A few years ago, some friends of ours let us stay in their beach house at South Durras on the south coast of New South Wales. We headed up along the Princes Highway looking for Durras Drive, and as we turned the corner, there was this remnant of a barn. We’ve passed it many times since then, and each time I’ve had an internal debate about its appeal. Why do I look at it for as long as I can, until the car has gone too far? Is it beauty I’m seeing? My gut reaction is yes, but I can’t explain why. A few weeks ago I decided to snap a few photos and go home and think about it.
We pulled off to the side of the road where the bare tyre-marked patch made it clear that numbers of cars had done exactly the same over the years. What is it about the old barn that makes drivers suddenly stop on their way to South Durras beach, and gaze in awe at a structure that has lost its original potential?
Looking at the images today, I can see that the beauty in the ruin is the remains of its frame, the grey of its weathered wood, the rust on the old sheets of corrugated iron.

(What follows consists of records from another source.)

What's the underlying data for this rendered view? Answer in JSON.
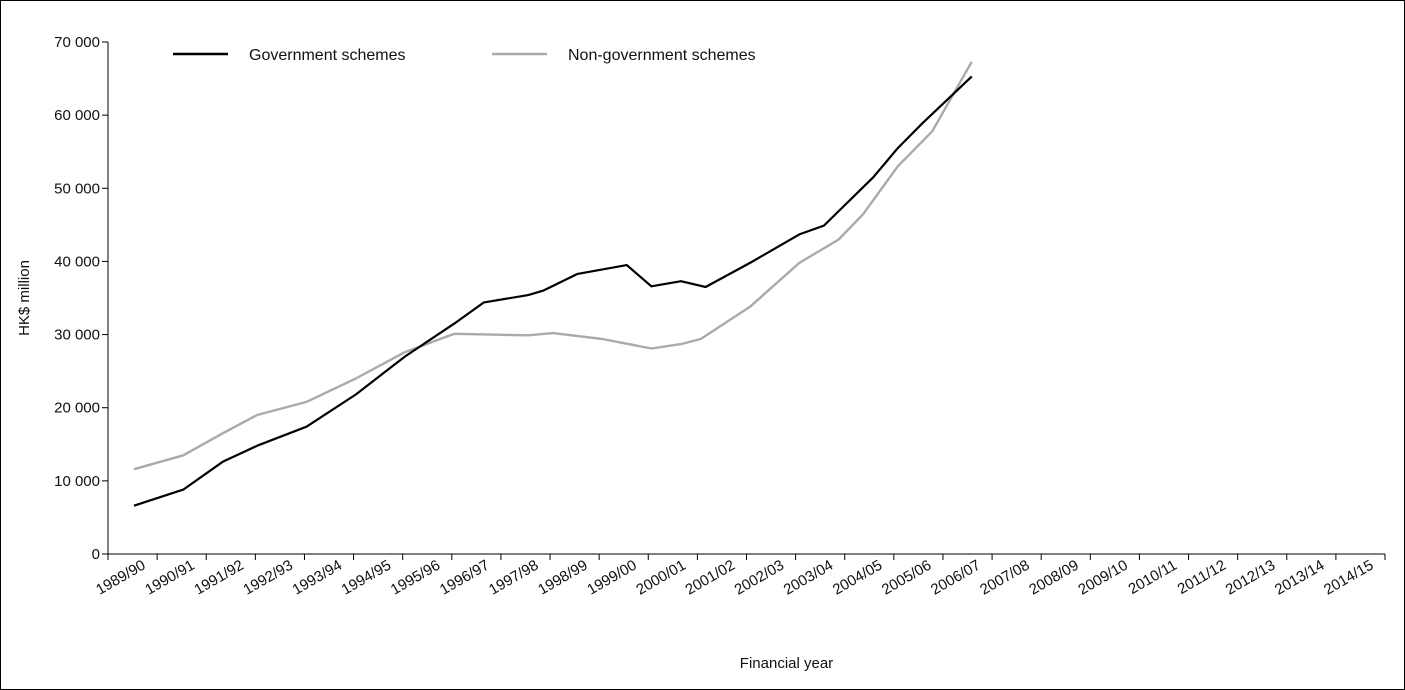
{
  "chart_data": {
    "type": "line",
    "title": "",
    "xlabel": "Financial year",
    "ylabel": "HK$ million",
    "ylim": [
      0,
      70000
    ],
    "yticks": [
      0,
      10000,
      20000,
      30000,
      40000,
      50000,
      60000,
      70000
    ],
    "ytick_labels": [
      "0",
      "10 000",
      "20 000",
      "30 000",
      "40 000",
      "50 000",
      "60 000",
      "70 000"
    ],
    "grid": false,
    "legend_position": "top-left",
    "categories": [
      "1989/90",
      "1990/91",
      "1991/92",
      "1992/93",
      "1993/94",
      "1994/95",
      "1995/96",
      "1996/97",
      "1997/98",
      "1998/99",
      "1999/00",
      "2000/01",
      "2001/02",
      "2002/03",
      "2003/04",
      "2004/05",
      "2005/06",
      "2006/07",
      "2007/08",
      "2008/09",
      "2009/10",
      "2010/11",
      "2011/12",
      "2012/13",
      "2013/14",
      "2014/15"
    ],
    "x": [
      1989.5,
      1990.5,
      1991.3,
      1992.0,
      1993.0,
      1994.0,
      1995.0,
      1996.0,
      1997.0,
      1997.5,
      1998.0,
      1998.5,
      1999.5,
      2000.0,
      2000.5,
      2001.0,
      2001.5,
      2002.0,
      2002.5,
      2003.0,
      2003.5,
      2004.0,
      2004.5,
      2005.0,
      2005.5,
      2006.0,
      2006.5,
      2007.0,
      2008.0,
      2009.0,
      2009.5,
      2010.0,
      2010.5,
      2011.0,
      2011.5,
      2012.0,
      2012.5,
      2013.0,
      2013.5,
      2014.0,
      2014.5
    ],
    "series": [
      {
        "name": "Government schemes",
        "color": "#000000",
        "points": [
          [
            1989.5,
            6600
          ],
          [
            1990.5,
            8800
          ],
          [
            1991.3,
            12600
          ],
          [
            1992.0,
            14800
          ],
          [
            1993.0,
            17400
          ],
          [
            1994.0,
            21800
          ],
          [
            1995.0,
            27000
          ],
          [
            1996.0,
            31500
          ],
          [
            1996.6,
            34400
          ],
          [
            1997.5,
            35400
          ],
          [
            1997.8,
            36000
          ],
          [
            1998.5,
            38300
          ],
          [
            1999.5,
            39500
          ],
          [
            2000.0,
            36600
          ],
          [
            2000.6,
            37300
          ],
          [
            2001.1,
            36500
          ],
          [
            2002.0,
            39800
          ],
          [
            2003.0,
            43700
          ],
          [
            2003.5,
            44900
          ],
          [
            2004.5,
            51500
          ],
          [
            2005.0,
            55500
          ],
          [
            2005.5,
            58900
          ],
          [
            2006.5,
            65300
          ]
        ]
      },
      {
        "name": "Non-government schemes",
        "color": "#aaaaaa",
        "points": [
          [
            1989.5,
            11600
          ],
          [
            1990.5,
            13500
          ],
          [
            1991.3,
            16500
          ],
          [
            1992.0,
            19000
          ],
          [
            1993.0,
            20800
          ],
          [
            1994.0,
            24000
          ],
          [
            1995.0,
            27600
          ],
          [
            1996.0,
            30100
          ],
          [
            1997.5,
            29900
          ],
          [
            1998.0,
            30200
          ],
          [
            1999.0,
            29400
          ],
          [
            2000.0,
            28100
          ],
          [
            2000.6,
            28700
          ],
          [
            2001.0,
            29400
          ],
          [
            2002.0,
            33800
          ],
          [
            2003.0,
            39800
          ],
          [
            2003.8,
            43000
          ],
          [
            2004.3,
            46500
          ],
          [
            2005.0,
            53000
          ],
          [
            2005.7,
            57800
          ],
          [
            2006.5,
            67300
          ]
        ]
      }
    ]
  }
}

And its size, impressive and significant, suggests strength and persistence, a refusal to lie down and die; it’s a paradox, its life is ending yet it’s not.

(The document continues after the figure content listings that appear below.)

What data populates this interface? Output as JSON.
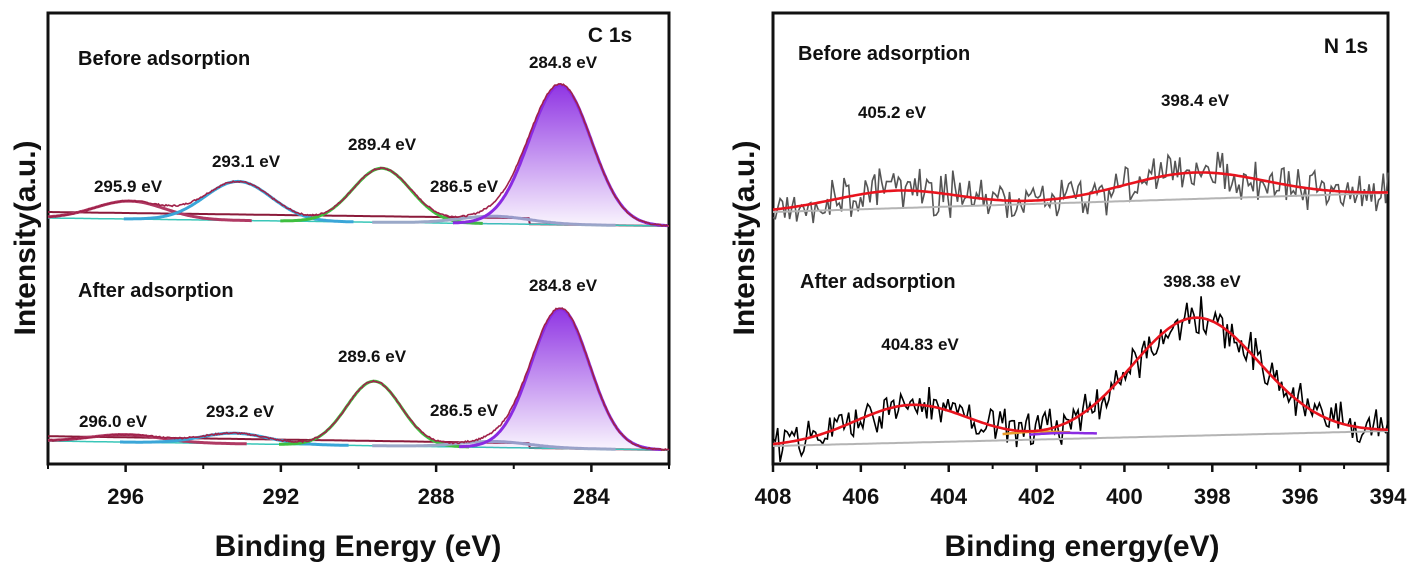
{
  "chart_data": [
    {
      "type": "line",
      "title": "C 1s",
      "xlabel": "Binding Energy (eV)",
      "ylabel": "Intensity(a.u.)",
      "xlim": [
        298,
        282
      ],
      "x_reversed": true,
      "xticks": [
        "296",
        "292",
        "288",
        "284"
      ],
      "xtick_values": [
        296,
        292,
        288,
        284
      ],
      "panels": [
        {
          "label": "Before adsorption",
          "peaks": [
            {
              "center": 295.9,
              "label": "295.9 eV",
              "height": 0.12,
              "width": 0.9,
              "color": "#b03a64"
            },
            {
              "center": 293.1,
              "label": "293.1 eV",
              "height": 0.26,
              "width": 0.85,
              "color": "#3aa6d8"
            },
            {
              "center": 289.4,
              "label": "289.4 eV",
              "height": 0.36,
              "width": 0.75,
              "color": "#3fbf3f"
            },
            {
              "center": 286.5,
              "label": "286.5 eV",
              "height": 0.05,
              "width": 0.9,
              "color": "#9aa8c8"
            },
            {
              "center": 284.8,
              "label": "284.8 eV",
              "height": 0.93,
              "width": 0.8,
              "color": "#8a2be2"
            }
          ]
        },
        {
          "label": "After adsorption",
          "peaks": [
            {
              "center": 296.0,
              "label": "296.0 eV",
              "height": 0.05,
              "width": 0.9,
              "color": "#b03a64"
            },
            {
              "center": 293.2,
              "label": "293.2 eV",
              "height": 0.07,
              "width": 0.85,
              "color": "#3aa6d8"
            },
            {
              "center": 289.6,
              "label": "289.6 eV",
              "height": 0.43,
              "width": 0.7,
              "color": "#3fbf3f"
            },
            {
              "center": 286.5,
              "label": "286.5 eV",
              "height": 0.04,
              "width": 0.9,
              "color": "#9aa8c8"
            },
            {
              "center": 284.8,
              "label": "284.8 eV",
              "height": 0.93,
              "width": 0.75,
              "color": "#8a2be2"
            }
          ]
        }
      ]
    },
    {
      "type": "line",
      "title": "N 1s",
      "xlabel": "Binding energy(eV)",
      "ylabel": "Intensity(a.u.)",
      "xlim": [
        408,
        394
      ],
      "x_reversed": true,
      "xticks": [
        "408",
        "406",
        "404",
        "402",
        "400",
        "398",
        "396",
        "394"
      ],
      "xtick_values": [
        408,
        406,
        404,
        402,
        400,
        398,
        396,
        394
      ],
      "panels": [
        {
          "label": "Before adsorption",
          "data_color": "#555555",
          "peaks": [
            {
              "center": 405.2,
              "label": "405.2 eV",
              "height": 0.22,
              "width": 1.4
            },
            {
              "center": 398.4,
              "label": "398.4 eV",
              "height": 0.33,
              "width": 1.6
            }
          ]
        },
        {
          "label": "After adsorption",
          "data_color": "#000000",
          "peaks": [
            {
              "center": 404.83,
              "label": "404.83 eV",
              "height": 0.32,
              "width": 1.3
            },
            {
              "center": 398.38,
              "label": "398.38 eV",
              "height": 1.0,
              "width": 1.45
            }
          ]
        }
      ]
    }
  ],
  "colors": {
    "envelope": "#e8141e",
    "fit_purple": "#8a2be2",
    "baseline": "#b4b4b4",
    "orange": "#e89a2c"
  }
}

There’s not a lot that the barn could be used for now. Perhaps it would keep light rain off our heads, perhaps it casts a large shadow where cattle and horses can retreat from the heat. But thanks to its slow deterioration, the ruin gives travellers who turn the corner off the highway for the first time, as we did, this brilliant wow moment when they gaze on the spare interior and crumbling exterior. Thanks Daily Post for the prompt.